Big deal. Why is anyone surprised?
This is a political environment where xenophobic attacks go unpunished, where a veiled call for genocide gets the blessing of the Human Rights Commission. This is where political opponents are defamed, abused and threatened, while the IEC sits with folded hands.
The most notable aspect of the incident is that it just provides more evidence of the obvious: the ANCYL and the Economic Freedom Fighters (EFF) share the same DNA. It is, after all, the EFF leader, Julius Malema, who when former president Jacob Zuma was under fire like Ace is now, threatened to “kill for Zuma”.
It is admittedly admirable that the old-guard ANC stalwarts have expressed their disapproval over the ANCYL’s undemocratic behaviour. As a result, in response to instructions from above, the Free State book burning has been cancelled or at least – much like Julius’s threatened genocide – postponed, for now. Whether the threats to tear Myburgh from limb to limb if he dares set foot in the Free State are similarly rescinded has not been specified.
This schizophrenia – the ANC’s right hand slapping its own left wrist in feigned rebuke – is a well-worn but effective tactic. Eventually the dissonance between Dr Jekyll and Mr Hyde will cause a permanent rupture, but for now it works wonderfully.
It makes it possible for two ideologically incompatible but evenly matched parties, who are engaged in a perpetual struggle for mastery of the organisation, to co-exist under a single roof. It will continue until eventually one bests the other, or the electorate tires of the arm-wrestling, at which point the ANC may split.

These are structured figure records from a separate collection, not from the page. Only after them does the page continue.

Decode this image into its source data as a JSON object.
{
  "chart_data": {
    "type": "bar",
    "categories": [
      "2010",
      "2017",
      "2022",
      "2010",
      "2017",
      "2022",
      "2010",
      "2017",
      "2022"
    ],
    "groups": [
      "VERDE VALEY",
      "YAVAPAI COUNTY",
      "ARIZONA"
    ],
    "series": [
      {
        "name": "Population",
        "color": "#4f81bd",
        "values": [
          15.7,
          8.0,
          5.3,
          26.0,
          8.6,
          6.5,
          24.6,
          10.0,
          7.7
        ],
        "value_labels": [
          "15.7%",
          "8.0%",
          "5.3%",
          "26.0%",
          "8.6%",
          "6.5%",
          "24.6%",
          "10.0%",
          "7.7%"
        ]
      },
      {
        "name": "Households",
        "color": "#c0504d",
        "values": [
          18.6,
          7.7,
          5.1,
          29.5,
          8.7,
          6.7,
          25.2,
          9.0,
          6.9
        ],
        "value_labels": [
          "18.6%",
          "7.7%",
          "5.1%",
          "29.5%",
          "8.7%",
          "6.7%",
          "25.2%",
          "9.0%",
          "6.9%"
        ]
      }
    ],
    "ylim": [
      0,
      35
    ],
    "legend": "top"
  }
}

This is what makes absurd the suggestion that those who have previously voted for opposition parties should “support” President Cyril Ramaphosa’s faction against former president Jacob Zuma’s faction on May 8. On the ballot there is only one ANC emblem and it shelters not only dozens of candidates who have been implicated in criminality, but a diverse array of factions, ranging from hardline revolutionaries to old-style liberals.
The choice, then, is between voting for none or for all. Every vote is shared equally between those factions, as well as with the two formal members of the alliance, the SA Communist Party and Cosatu.
So one can delude oneself as much as one wishes, but a “Ramaphosa” vote is equally a “Zuma” vote. The only way to influence the behaviour of any political party is either to join as a member and seek to change it internally, or to indicate your disapproval by voting against it, or – only tangentially effective – not voting at all.
It is only when the governing ANC alliance is punished at the polls that ANC behaviour will change.